Azure- returning in-memory size incorrect value when spot instance is deleted

magnetic5355 commented 1 month ago

Which component are you using?:cluster-autoscaler

What version of the component are you using?: 1.31

Component version: 1.31

What k8s version are you using (kubectl version)?: 1.30.5+k3s1

kubectl version Output

$ kubectl version

What environment is this in?: Azure

What did you expect to happen?: When a VMSS spot instance is deleted and the node is removed from the cluster I expect the autoscaler to invalidate its cache

What happened instead?: Schedulable pods are present, however the in-memory size is 9 but the actual VMSS set is only 7

1 filter_out_schedulable.go:78] Schedulable pods present │ │ I1009 02:24:15.536067 1 static_autoscaler.go:557] No unschedulable pods │ │ I1009 02:24:15.536082 1 azure_scale_set.go:217] VMSS: k8-agent-2, returning in-memory size: 0 │ │ I1009 02:24:15.536093 1 azure_scale_set.go:217] VMSS: k8-agent-d2ds_v5, returning in-memory size: 9

--- eventually this will start logging in a loop when the cluster tries to scale down ----

│ I1009 02:31:59.254556 1 static_autoscaler.go:756] Decreasing size of k8-agent-d2ds_v5, expected=9 current=7 delta=-2 │ │ I1009 02:31:59.254570 1 azure_scale_set_instance_cache.go:77] invalidating instanceCache for k8-agent-d2ds_v5 │ │ I1009 02:31:59.254579 1 azure_scale_set.go:217] VMSS: k8-agent-d2ds_v5, returning in-memory size: 9 │ │ I1009 02:31:59.254594 1 static_autoscaler.go:469] Some node group target size was fixed, skipping the iteration

How to reproduce it (as minimally and precisely as possible):

Setup K3S cluster (not using AKS) Set provider ID on nodes to proper format ie aks:/// Set kubernetes.azure.com/agentpool node label Add tags to VMSS for auto scaler Increase workload to have autoscaler create new nodes. Delete a VMSS instance from Azure

In memory size never refreshes, new nodes are never created.

I have to restart the cluster-autoscaler pod to scale the cluster back up

Anything else we need to know?:

adrianmoisey commented 1 month ago

/kind cluster-autoscaler

k8s-ci-robot commented 1 month ago

@adrianmoisey: The label(s) kind/cluster-autoscaler cannot be applied, because the repository doesn't have them.

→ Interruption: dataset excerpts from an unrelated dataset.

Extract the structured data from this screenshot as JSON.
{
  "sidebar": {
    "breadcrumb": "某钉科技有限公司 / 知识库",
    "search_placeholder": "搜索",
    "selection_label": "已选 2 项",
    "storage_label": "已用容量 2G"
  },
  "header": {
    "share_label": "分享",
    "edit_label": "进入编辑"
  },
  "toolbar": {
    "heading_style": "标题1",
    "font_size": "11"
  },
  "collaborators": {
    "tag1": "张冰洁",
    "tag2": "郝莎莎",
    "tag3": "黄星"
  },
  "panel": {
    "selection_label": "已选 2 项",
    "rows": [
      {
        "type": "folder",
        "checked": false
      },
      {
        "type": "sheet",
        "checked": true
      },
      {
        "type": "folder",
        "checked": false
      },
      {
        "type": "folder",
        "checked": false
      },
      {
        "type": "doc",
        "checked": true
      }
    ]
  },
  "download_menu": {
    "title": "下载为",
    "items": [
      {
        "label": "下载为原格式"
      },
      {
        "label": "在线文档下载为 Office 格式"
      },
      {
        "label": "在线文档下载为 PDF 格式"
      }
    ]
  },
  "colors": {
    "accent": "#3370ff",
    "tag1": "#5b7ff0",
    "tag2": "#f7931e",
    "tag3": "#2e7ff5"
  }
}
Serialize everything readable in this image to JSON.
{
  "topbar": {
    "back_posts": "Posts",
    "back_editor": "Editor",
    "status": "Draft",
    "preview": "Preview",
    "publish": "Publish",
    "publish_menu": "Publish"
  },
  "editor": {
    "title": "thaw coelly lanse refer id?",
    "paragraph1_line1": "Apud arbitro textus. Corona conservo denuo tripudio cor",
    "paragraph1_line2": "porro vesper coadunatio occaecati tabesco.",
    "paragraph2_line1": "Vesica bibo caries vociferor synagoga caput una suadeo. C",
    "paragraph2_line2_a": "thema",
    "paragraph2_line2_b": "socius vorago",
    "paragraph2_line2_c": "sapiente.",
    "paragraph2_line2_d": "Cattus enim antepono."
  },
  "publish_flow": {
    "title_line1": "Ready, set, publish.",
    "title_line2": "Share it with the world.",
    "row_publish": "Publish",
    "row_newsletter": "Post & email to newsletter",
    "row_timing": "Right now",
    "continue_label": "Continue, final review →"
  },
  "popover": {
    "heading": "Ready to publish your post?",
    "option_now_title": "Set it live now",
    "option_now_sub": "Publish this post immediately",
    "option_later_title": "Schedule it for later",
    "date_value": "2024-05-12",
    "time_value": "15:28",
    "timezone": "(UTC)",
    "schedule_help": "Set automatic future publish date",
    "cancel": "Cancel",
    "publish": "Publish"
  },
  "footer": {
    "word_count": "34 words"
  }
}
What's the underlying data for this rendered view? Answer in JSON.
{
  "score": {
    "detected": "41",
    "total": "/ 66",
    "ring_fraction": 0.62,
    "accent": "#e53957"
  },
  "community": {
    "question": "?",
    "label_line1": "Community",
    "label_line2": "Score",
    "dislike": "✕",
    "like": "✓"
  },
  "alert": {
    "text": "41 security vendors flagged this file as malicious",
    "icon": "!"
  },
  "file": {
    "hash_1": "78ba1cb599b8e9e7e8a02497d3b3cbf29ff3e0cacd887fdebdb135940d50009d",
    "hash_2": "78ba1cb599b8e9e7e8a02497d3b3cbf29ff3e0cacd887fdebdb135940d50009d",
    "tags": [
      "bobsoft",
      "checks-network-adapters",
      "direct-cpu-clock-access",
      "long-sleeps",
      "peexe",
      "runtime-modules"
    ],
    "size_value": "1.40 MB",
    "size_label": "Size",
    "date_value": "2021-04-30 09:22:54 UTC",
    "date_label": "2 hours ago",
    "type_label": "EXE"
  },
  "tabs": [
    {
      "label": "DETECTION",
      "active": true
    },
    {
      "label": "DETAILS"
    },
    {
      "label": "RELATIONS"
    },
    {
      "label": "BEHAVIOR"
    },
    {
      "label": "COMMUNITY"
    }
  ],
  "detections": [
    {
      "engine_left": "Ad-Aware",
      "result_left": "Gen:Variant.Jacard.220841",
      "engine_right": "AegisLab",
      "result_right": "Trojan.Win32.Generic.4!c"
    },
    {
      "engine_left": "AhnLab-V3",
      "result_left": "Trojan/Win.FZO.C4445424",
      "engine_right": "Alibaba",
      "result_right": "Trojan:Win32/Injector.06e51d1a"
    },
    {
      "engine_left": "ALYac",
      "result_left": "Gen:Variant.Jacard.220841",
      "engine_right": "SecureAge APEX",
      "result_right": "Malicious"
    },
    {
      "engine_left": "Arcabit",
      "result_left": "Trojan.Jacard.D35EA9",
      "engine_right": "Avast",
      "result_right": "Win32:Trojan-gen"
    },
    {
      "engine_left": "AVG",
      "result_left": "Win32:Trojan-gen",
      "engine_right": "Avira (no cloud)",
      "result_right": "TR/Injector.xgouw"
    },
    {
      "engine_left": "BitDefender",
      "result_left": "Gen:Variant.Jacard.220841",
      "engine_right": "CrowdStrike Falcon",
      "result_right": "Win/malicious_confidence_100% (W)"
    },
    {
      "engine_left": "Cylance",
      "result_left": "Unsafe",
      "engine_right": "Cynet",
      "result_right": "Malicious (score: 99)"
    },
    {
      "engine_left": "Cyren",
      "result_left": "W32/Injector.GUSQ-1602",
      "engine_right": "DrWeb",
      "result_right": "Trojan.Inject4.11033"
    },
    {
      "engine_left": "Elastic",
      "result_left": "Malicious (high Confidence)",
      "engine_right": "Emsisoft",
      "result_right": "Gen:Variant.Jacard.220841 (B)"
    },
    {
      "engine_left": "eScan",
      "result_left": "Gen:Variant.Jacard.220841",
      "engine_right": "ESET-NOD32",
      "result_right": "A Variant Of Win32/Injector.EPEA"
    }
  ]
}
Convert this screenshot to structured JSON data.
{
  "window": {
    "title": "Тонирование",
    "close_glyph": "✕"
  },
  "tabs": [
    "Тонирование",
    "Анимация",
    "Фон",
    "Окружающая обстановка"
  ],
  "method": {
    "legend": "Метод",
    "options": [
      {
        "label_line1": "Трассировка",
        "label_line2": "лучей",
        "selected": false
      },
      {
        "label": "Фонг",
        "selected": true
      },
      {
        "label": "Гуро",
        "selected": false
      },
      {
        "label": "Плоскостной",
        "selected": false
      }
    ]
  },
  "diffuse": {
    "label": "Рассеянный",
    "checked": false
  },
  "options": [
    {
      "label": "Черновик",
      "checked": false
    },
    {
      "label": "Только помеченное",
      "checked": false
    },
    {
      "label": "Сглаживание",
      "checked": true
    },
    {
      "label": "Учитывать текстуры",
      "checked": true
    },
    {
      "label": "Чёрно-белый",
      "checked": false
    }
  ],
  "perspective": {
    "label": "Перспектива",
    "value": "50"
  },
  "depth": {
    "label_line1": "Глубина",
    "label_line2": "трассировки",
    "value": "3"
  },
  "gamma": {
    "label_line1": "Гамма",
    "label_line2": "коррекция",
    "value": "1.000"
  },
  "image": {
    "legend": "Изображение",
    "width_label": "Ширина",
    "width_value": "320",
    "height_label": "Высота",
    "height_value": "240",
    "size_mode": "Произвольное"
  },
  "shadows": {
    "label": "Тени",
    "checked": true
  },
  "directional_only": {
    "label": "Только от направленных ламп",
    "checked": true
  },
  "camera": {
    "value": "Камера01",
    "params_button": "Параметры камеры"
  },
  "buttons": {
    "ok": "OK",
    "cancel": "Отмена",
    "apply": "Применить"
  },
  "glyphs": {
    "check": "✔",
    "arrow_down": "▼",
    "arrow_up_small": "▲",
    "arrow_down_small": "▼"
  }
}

In response to [this](https://github.com/kubernetes/autoscaler/issues/7373#issuecomment-2402013573): >/kind cluster-autoscaler Instructions for interacting with me using PR comments are available [here](https://git.k8s.io/community/contributors/guide/pull-requests.md). If you have questions or suggestions related to my behavior, please file an issue against the [kubernetes-sigs/prow](https://github.com/kubernetes-sigs/prow/issues/new?title=Prow%20issue:) repository.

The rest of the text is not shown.